This diff sets up the scaffolding to watch for grpc server disconnects, attempt to reconnect upon disconnect, and reload the handle when reconnection is successful. The next diff will implement the signal to Dagit that it needs to refresh it's client side state.
@dgibson will know better - but should the handle own these threads instead?
if we switch to poll instead of stream can maybe just repurpose Ping to also return server_id
yeah this feels like something that should be on GrpcServerRepositoryLocationHandle (could be a method on that handle if we don't want to do it in, for example, a CLI call). doesn't seem like something you'd expect to find in dagster-graphql though
i suspect the reason its here though is b/c it needs to call reload_repository_location on disconnect - but maybe that should be an event or something on the handle that you can subscribe to from the context?
are we sure this isn't also useful for managed grpc handles? they can go down too, alex and I were just talking about that this morning: https://github.com/dagster-io/dagster/issues/3189
moving the thread logic to the handle will have the bonus of providing a place to clean up / join the threads during shutdown, since handles have a cleanup method
Yup that's exactly why.

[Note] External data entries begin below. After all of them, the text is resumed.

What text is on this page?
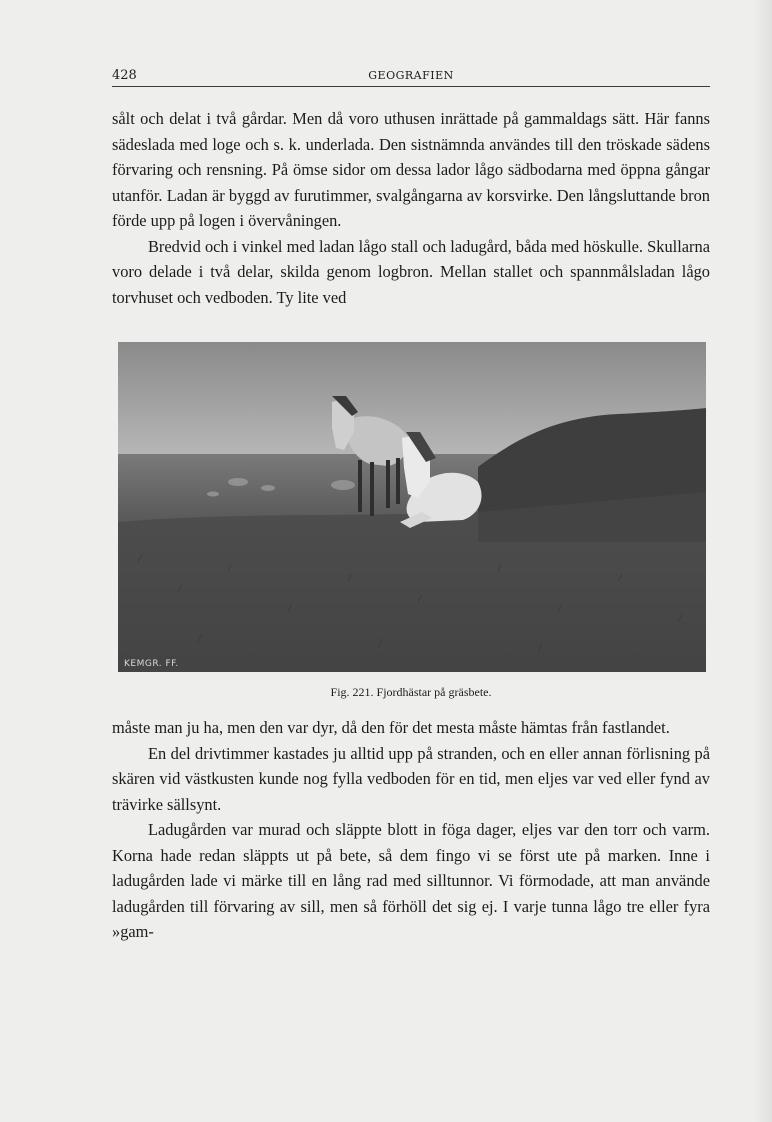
428	GEOGRAFIEN

sålt och delat i två gårdar. Men då voro uthusen inrättade på gammaldags sätt. Här fanns sädeslada med loge och s. k. underlada. Den sistnämnda användes till den tröskade sädens förvaring och rensning. På ömse sidor om dessa lador lågo sädbodarna med öppna gångar utanför. Ladan är byggd av furutimmer, svalgångarna av korsvirke. Den långsluttande bron förde upp på logen i övervåningen.

Bredvid och i vinkel med ladan lågo stall och ladugård, båda med höskulle. Skullarna voro delade i två delar, skilda genom logbron. Mellan stallet och spannmålsladan lågo torvhuset och vedboden. Ty lite ved

KEMGR. FF.
Fig. 221. Fjordhästar på gräsbete.

måste man ju ha, men den var dyr, då den för det mesta måste hämtas från fastlandet.

En del drivtimmer kastades ju alltid upp på stranden, och en eller annan förlisning på skären vid västkusten kunde nog fylla vedboden för en tid, men eljes var ved eller fynd av trävirke sällsynt.

Ladugården var murad och släppte blott in föga dager, eljes var den torr och varm. Korna hade redan släppts ut på bete, så dem fingo vi se först ute på marken. Inne i ladugården lade vi märke till en lång rad med silltunnor. Vi förmodade, att man använde ladugården till förvaring av sill, men så förhöll det sig ej. I varje tunna lågo tre eller fyra »gam-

I originally had this on the handle itself, but I needed to thread through an object all the way to the handle to let us reload the handle on the workspace. I can put that version up again and we can talk through it.
I didn't realize that those could go down so easily – good call.
The logic would be a bit different though, since we can bring back managed grpc servers, but we expect unmanaged grpc servers to come back up themselves.